Oleh: Bunda Nurul Husna, Aktifis Muslimah Jawa Barat, Peminat Persoalan Perempuan, Keluarga dan Generasi

__________

RADARINDONESIANEWS.COM, JAKARTA — Sungguh miris nasib anak dan generasi di negeri ini. Anak yang semestinya mendapatkan rasa aman dan perlindungan dalam keluarga, lingkungan sekolah dan tempat bermainnya, justru menjadi  sasaran tindak kekerasan orang-orang terdekatnya.

Dari sekian bentuk kekeran pada anak, kekerasan seksual seperti dikutip antaranews.com masih cenderung menduduki rating tertinggi.
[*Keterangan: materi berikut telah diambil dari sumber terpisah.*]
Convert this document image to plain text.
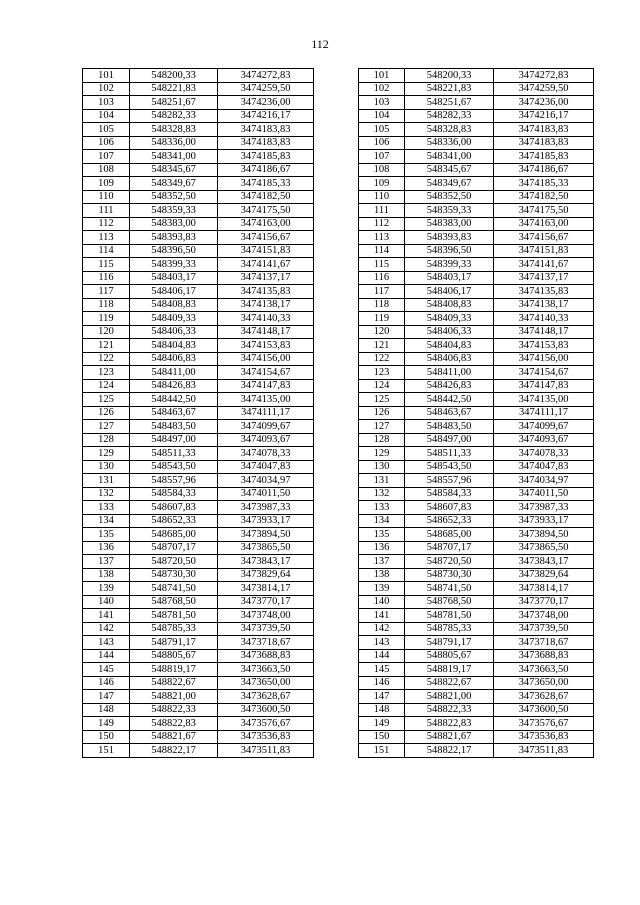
112
101	548200,33	3474272,83
102	548221,83	3474259,50
103	548251,67	3474236,00
104	548282,33	3474216,17
105	548328,83	3474183,83
106	548336,00	3474183,83
107	548341,00	3474185,83
108	548345,67	3474186,67
109	548349,67	3474185,33
110	548352,50	3474182,50
111	548359,33	3474175,50
112	548383,00	3474163,00
113	548393,83	3474156,67
114	548396,50	3474151,83
115	548399,33	3474141,67
116	548403,17	3474137,17
117	548406,17	3474135,83
118	548408,83	3474138,17
119	548409,33	3474140,33
120	548406,33	3474148,17
121	548404,83	3474153,83
122	548406,83	3474156,00
123	548411,00	3474154,67
124	548426,83	3474147,83
125	548442,50	3474135,00
126	548463,67	3474111,17
127	548483,50	3474099,67
128	548497,00	3474093,67
129	548511,33	3474078,33
130	548543,50	3474047,83
131	548557,96	3474034,97
132	548584,33	3474011,50
133	548607,83	3473987,33
134	548652,33	3473933,17
135	548685,00	3473894,50
136	548707,17	3473865,50
137	548720,50	3473843,17
138	548730,30	3473829,64
139	548741,50	3473814,17
140	548768,50	3473770,17
141	548781,50	3473748,00
142	548785,33	3473739,50
143	548791,17	3473718,67
144	548805,67	3473688,83
145	548819,17	3473663,50
146	548822,67	3473650,00
147	548821,00	3473628,67
148	548822,33	3473600,50
149	548822,83	3473576,67
150	548821,67	3473536,83
151	548822,17	3473511,83
101	548200,33	3474272,83
102	548221,83	3474259,50
103	548251,67	3474236,00
104	548282,33	3474216,17
105	548328,83	3474183,83
106	548336,00	3474183,83
107	548341,00	3474185,83
108	548345,67	3474186,67
109	548349,67	3474185,33
110	548352,50	3474182,50
111	548359,33	3474175,50
112	548383,00	3474163,00
113	548393,83	3474156,67
114	548396,50	3474151,83
115	548399,33	3474141,67
116	548403,17	3474137,17
117	548406,17	3474135,83
118	548408,83	3474138,17
119	548409,33	3474140,33
120	548406,33	3474148,17
121	548404,83	3474153,83
122	548406,83	3474156,00
123	548411,00	3474154,67
124	548426,83	3474147,83
125	548442,50	3474135,00
126	548463,67	3474111,17
127	548483,50	3474099,67
128	548497,00	3474093,67
129	548511,33	3474078,33
130	548543,50	3474047,83
131	548557,96	3474034,97
132	548584,33	3474011,50
133	548607,83	3473987,33
134	548652,33	3473933,17
135	548685,00	3473894,50
136	548707,17	3473865,50
137	548720,50	3473843,17
138	548730,30	3473829,64
139	548741,50	3473814,17
140	548768,50	3473770,17
141	548781,50	3473748,00
142	548785,33	3473739,50
143	548791,17	3473718,67
144	548805,67	3473688,83
145	548819,17	3473663,50
146	548822,67	3473650,00
147	548821,00	3473628,67
148	548822,33	3473600,50
149	548822,83	3473576,67
150	548821,67	3473536,83
151	548822,17	3473511,83
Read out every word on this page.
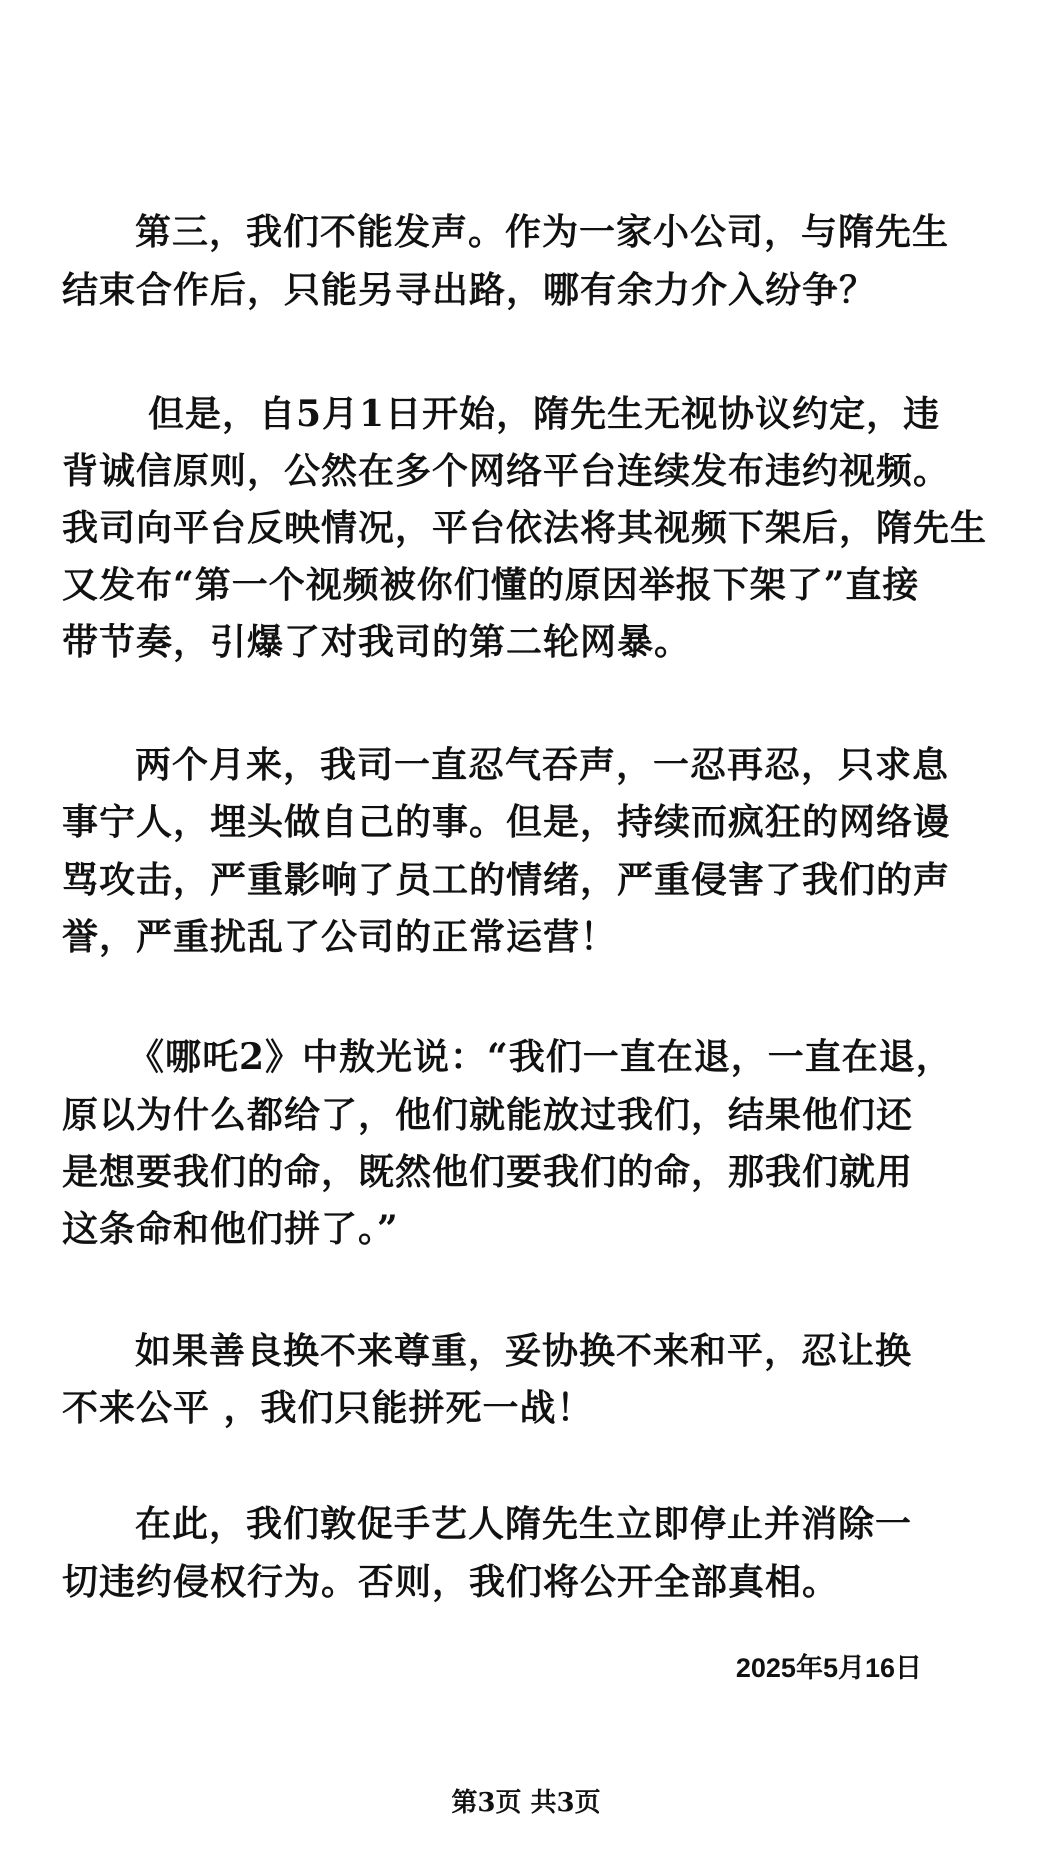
第三，我们不能发声。作为一家小公司，与隋先生
结束合作后，只能另寻出路，哪有余力介入纷争？
但是，自5月1日开始，隋先生无视协议约定，违
背诚信原则，公然在多个网络平台连续发布违约视频。
我司向平台反映情况，平台依法将其视频下架后，隋先生
又发布“第一个视频被你们懂的原因举报下架了”直接
带节奏，引爆了对我司的第二轮网暴。
两个月来，我司一直忍气吞声，一忍再忍，只求息
事宁人，埋头做自己的事。但是，持续而疯狂的网络谩
骂攻击，严重影响了员工的情绪，严重侵害了我们的声
誉，严重扰乱了公司的正常运营！
《哪吒2》中敖光说：“我们一直在退，一直在退，
原以为什么都给了，他们就能放过我们，结果他们还
是想要我们的命，既然他们要我们的命，那我们就用
这条命和他们拼了。”
如果善良换不来尊重，妥协换不来和平，忍让换
不来公平 ，我们只能拼死一战！
在此，我们敦促手艺人隋先生立即停止并消除一
切违约侵权行为。否则，我们将公开全部真相。
2025年5月16日
第3页 共3页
Menurut Komisi Nasional Perlindungan Anak (Komnas PA) Cirebon Raya, kasus kekerasan seksual masih mendominasi kekerasan anak di Kabupaten Cirebon, Jawa Barat, dan pelakunya merupakan orang terdekat.

“Dari 55 kasus kekerasan anak yang terjadi pada 2021, sebanyak 50 persen di antaranya adalah kekerasan seksual,” kata Ketua Komnas Perlindungan Anak Cirebon Raya Siti Nuryani di Cirebon.
Dan ironisnya, pelaku kekerasan seksual tersebut justru orang-orang terdekat sang anak.

Ini bukanlah yang pertama kali. Sebelumnya telah banyak diberitakan kasus pencabulan dan kekerasan pada anak yang bahkan terjadi di beberapa institusi pendidikan keagamaan.

Setelah kasus pencabulan oleh oknum pimpinan dan pengajar sebuah institusi pendidikan agama di Bandung terhadap 21 santrinya, terungkap pula kasus serupa di kecamatan Tenjolaya Bogor, Jawa Barat. Selain itu, kasus pencabulan guru ngaji terhadap santrinya terjadi pula di Siak Kecil, Bengkalis, Riau.

Demikian juga di Surabaya, 2 anak SD diduga telah menjadi korban pelecehan oleh oknum guru ngajinya di sebuah Taman Pendidikan Al Qur’an (TPQ). Kasus pelecehan santri juga terjadi di Kalimantan, Tasikmalaya, Cilacap dan juga di sebuah pesantren di Kuningan, Jawa Barat.

Deretan panjang kasus kekerasan, pencabulan atau kekerasan seksual pada anak ini, sungguh menimbulkan tanya. Ada apa dengan negeri ini? Mengapa negeri yang mayoritas penduduknya muslim, justru banyak mencatat kasus asusila yang tidak dibenarkan oleh Islam?

Darurat Kekerasan Seksual, Bukan Sekedar Kasuistik

Menilik berbagai kejadian pelecehan, pencabulan dan kekerasan seksual pada anak tersebut, nyatanya tidak hanya terjadi di satu atau dua kota saja. Bahkan catatan peristiwanya terus berulang dari tahun ke tahun. Maka sungguh ini bukan sekedar kasuistik.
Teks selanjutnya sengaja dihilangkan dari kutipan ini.